Он даже на секунду не предположил, что я могу просто не хотеть с ним целоваться… Да и как предположить такое, если я сама вцепилась ему в шею. А у меня просто закружилась голова, я просто не хотела разбить голову о камни…
— Вот так-то лучше…
Сколько градусов за стенами будки — явно меньше, чем внутри. Температура тела давно уже перевалила сорокоградусную отметку, у обоих… Мои пальцы соскальзывали по влажной шее на спину, и я чувствовала, как под моими ладонями дрожат Кузины лопатки, как и то, что его руки под моей футболкой ловять вместо груди горячие капли, стекающие по подмышкам. Но я не хотела об этом думать, как и о том, что ответить влажными губами на его совершенно дурацкую фразу:
— Я тоже считаю лифчик ненужной частью дамского туалета…
А я-то всего-навсего забыла сунуть в рюкзак чистый, но привычные чашечки сейчас явно были бы малы, как стала мала и ладонь Кузьмы, на вид, казалось бы, такая большая… Он хотел поменять руки — а вдруг другая ладонь окажется больше, ведь глаза-то у человека разного размера, а вот моя верхняя губа стараниями Кузьмы сравнялась по объему с нижней. Я это поняла, пытаясь поймать его нос, когда его губы убежали к подбородку, хотя по нему сейчас не текло никакого мороженого…
— Блин, нас застукали…
Он почти выпихнул меня наружу. От солнца и дрожащих на ресницах слез я не видела ничего и обрадовалась, когда он нашел мою руку. Он так быстро развернул меня, что проехался по спине рюкзаком, наскоро накинутым им на одно плечо.
— Надо было сказать им, что нехорошо подглядывать за взрослыми…
Я уже не обернулась — мне и так хватало краски, разлившейся по всему лицу.
— Впрочем, мы в их возрасте тоже подглядывали…
— Я — никогда, — брякнула я невпопад.
— Не ври…
Мы уже соскочили с последней ступеньки, и он, отпустив мои пальцы, отыскал свободную от ремня шлевку на моих шортах, а я голой кожей почувствовала заклепку на его ремне и поскорее отстранилась.
— Обиделась? — его рука, соскользнув с локтя, вновь отыскала мои пальцы. — Ты не такая, как я. Ты хорошая. Я это помню…
— Что ты помнишь?
Я попыталась высвободиться — не тут-то было, он только сильнее сжал мои пальцы.
— Не убегай…
Я снова была рядом, а его пятерня собрала в гармошку футболку чуть выше моей талии, превратившейся вдруг в осиную, потому как мой бедный живот намертво приклеился к позвоночнику.

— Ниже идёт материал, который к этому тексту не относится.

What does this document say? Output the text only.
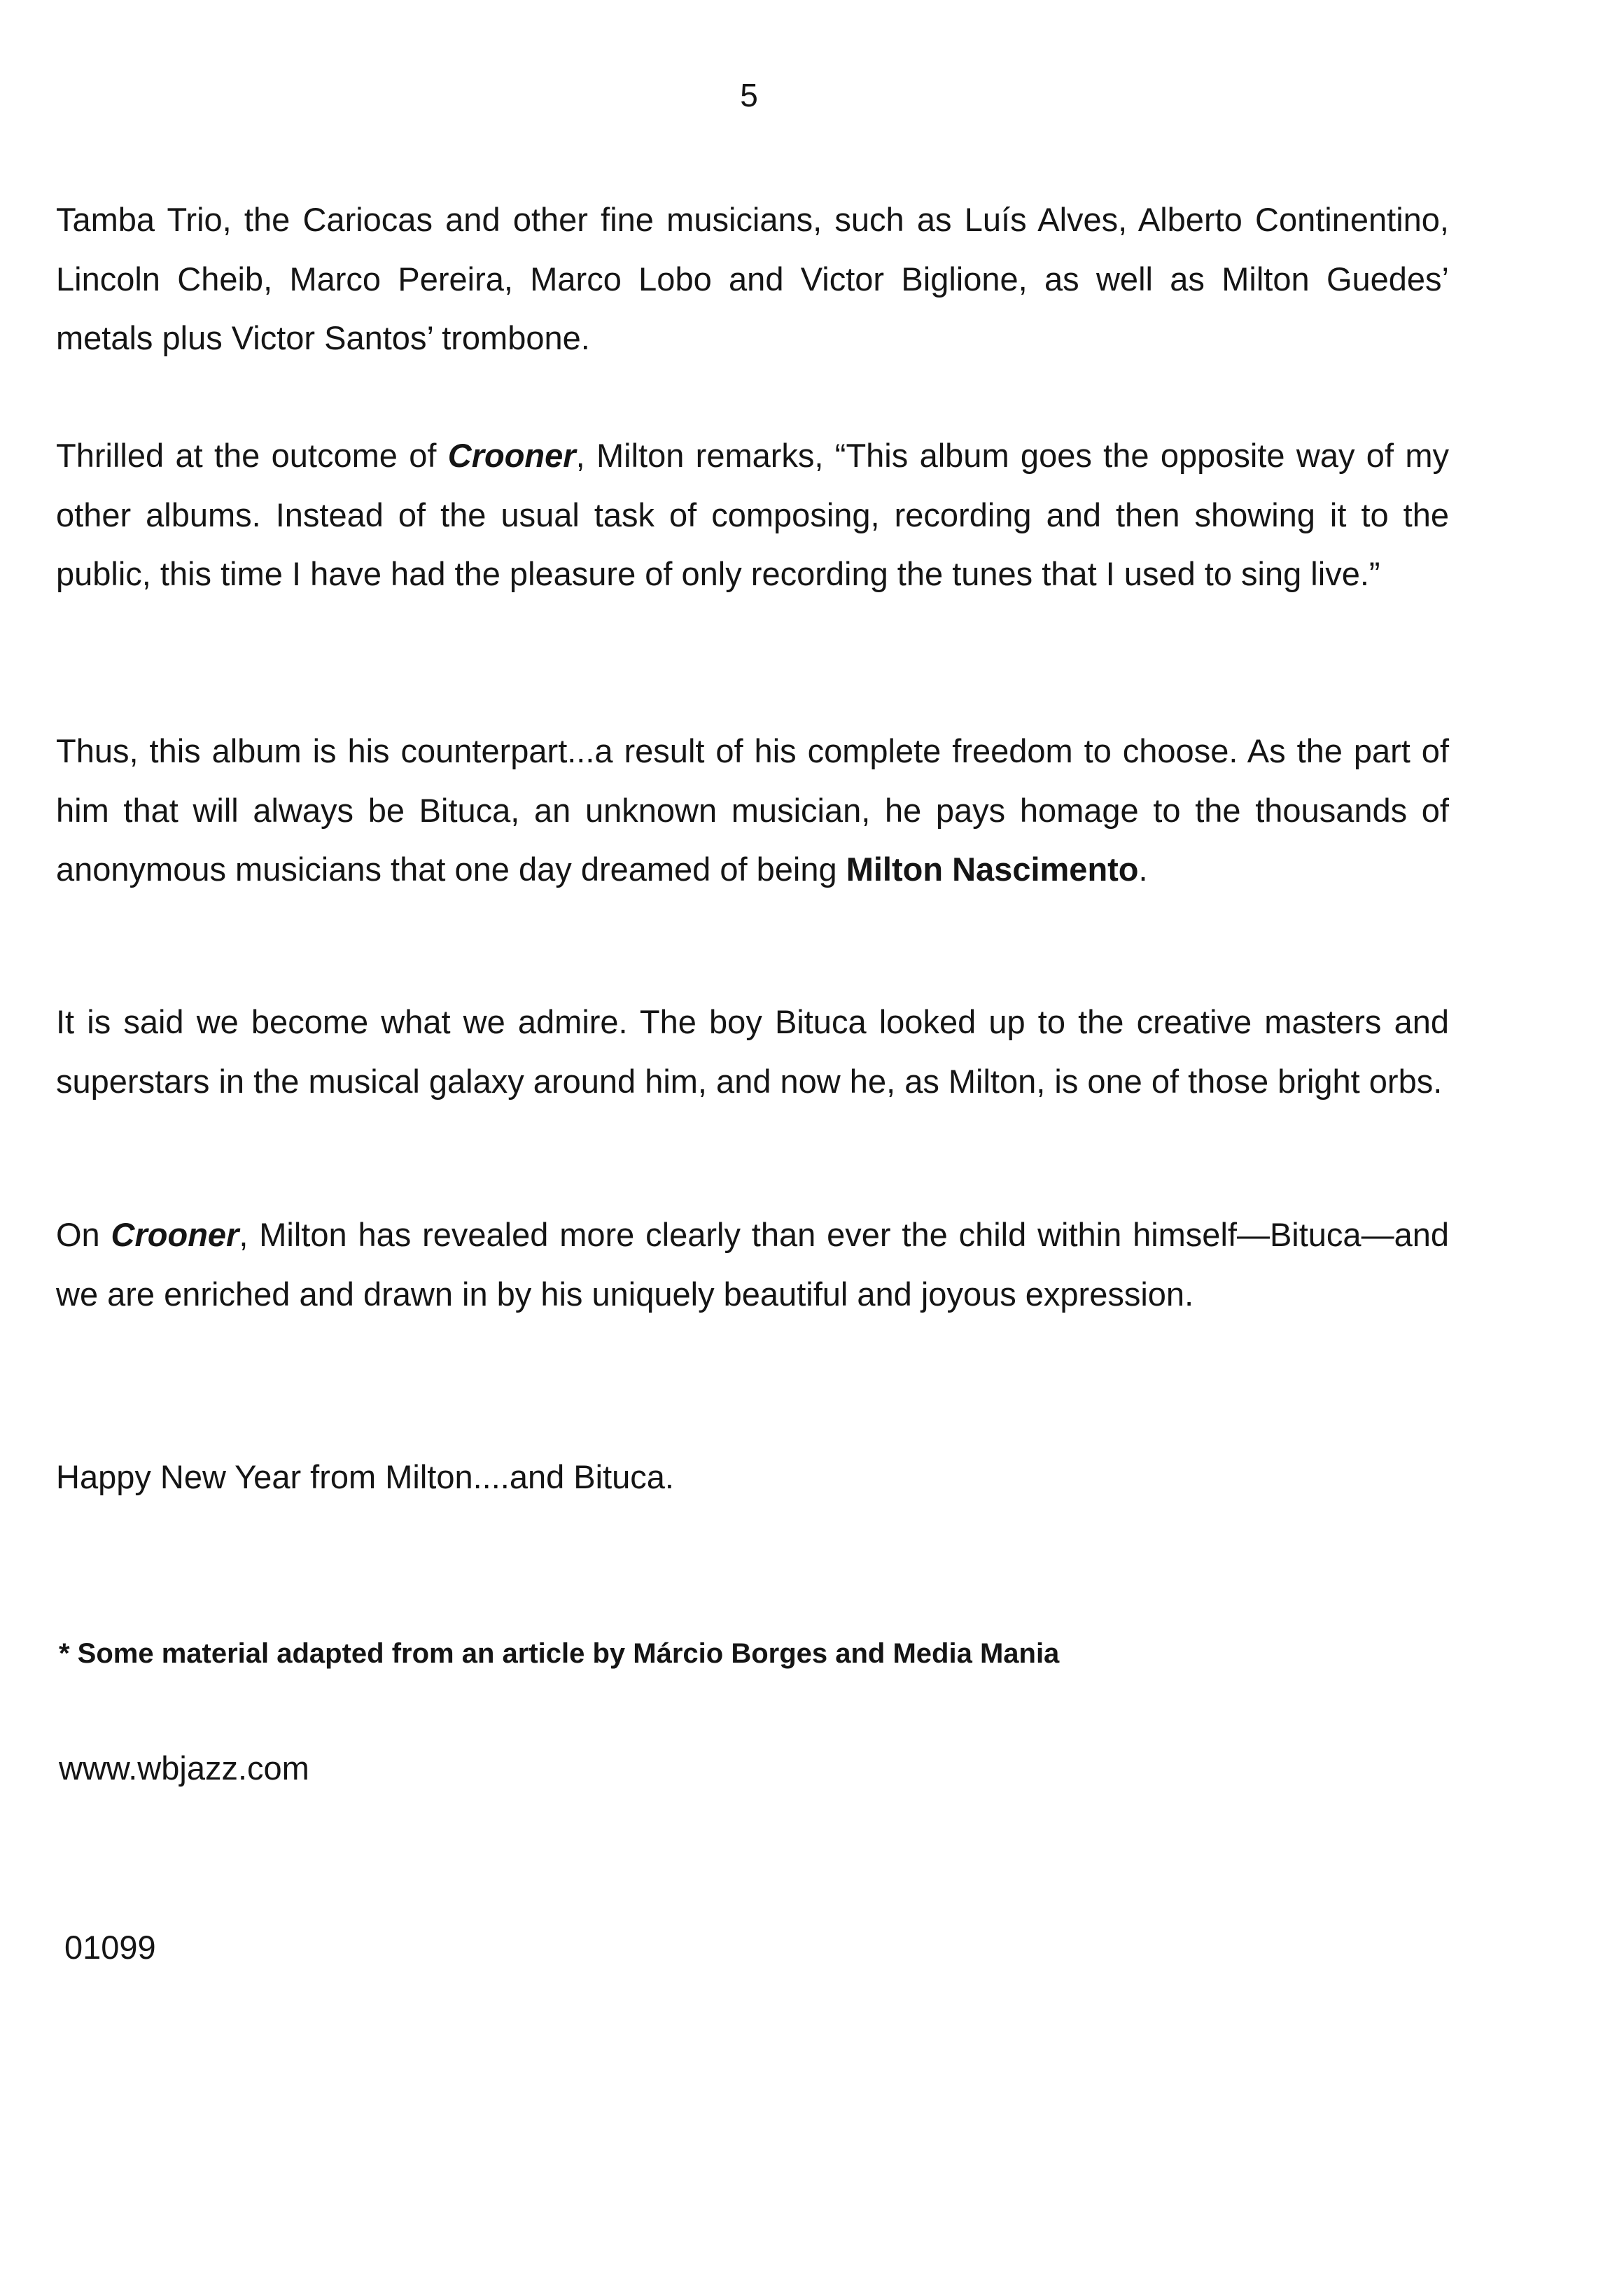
5

Tamba Trio, the Cariocas and other fine musicians, such as Luís Alves, Alberto Continentino, Lincoln Cheib, Marco Pereira, Marco Lobo and Victor Biglione, as well as Milton Guedes’ metals plus Victor Santos’ trombone.

Thrilled at the outcome of Crooner, Milton remarks, “This album goes the opposite way of my other albums. Instead of the usual task of composing, recording and then showing it to the public, this time I have had the pleasure of only recording the tunes that I used to sing live.”

Thus, this album is his counterpart...a result of his complete freedom to choose. As the part of him that will always be Bituca, an unknown musician, he pays homage to the thousands of anonymous musicians that one day dreamed of being Milton Nascimento.

It is said we become what we admire. The boy Bituca looked up to the creative masters and superstars in the musical galaxy around him, and now he, as Milton, is one of those bright orbs.

On Crooner, Milton has revealed more clearly than ever the child within himself—Bituca—and we are enriched and drawn in by his uniquely beautiful and joyous expression.

Happy New Year from Milton....and Bituca.

* Some material adapted from an article by Márcio Borges and Media Mania

www.wbjazz.com

01099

Кузьма запрокинул голову, и я тоже — хотя он и не предлагал отыскать в небе облако в виде Чебурашки. Но я нашла у парапета двух мальчишек и догадалась, что это они сыграли роль агентов международной полиции нравов.
— Пошли, — он снова взял меня за руку и потащил к выходу, будто непослушного ребенка.
Я не знаю, зачем упиралась — мне просто хотелось сохранить между нами хоть какую-то дистанцию, чтобы мой внутренний градусник не взорвался к чертовой матери от перегрева.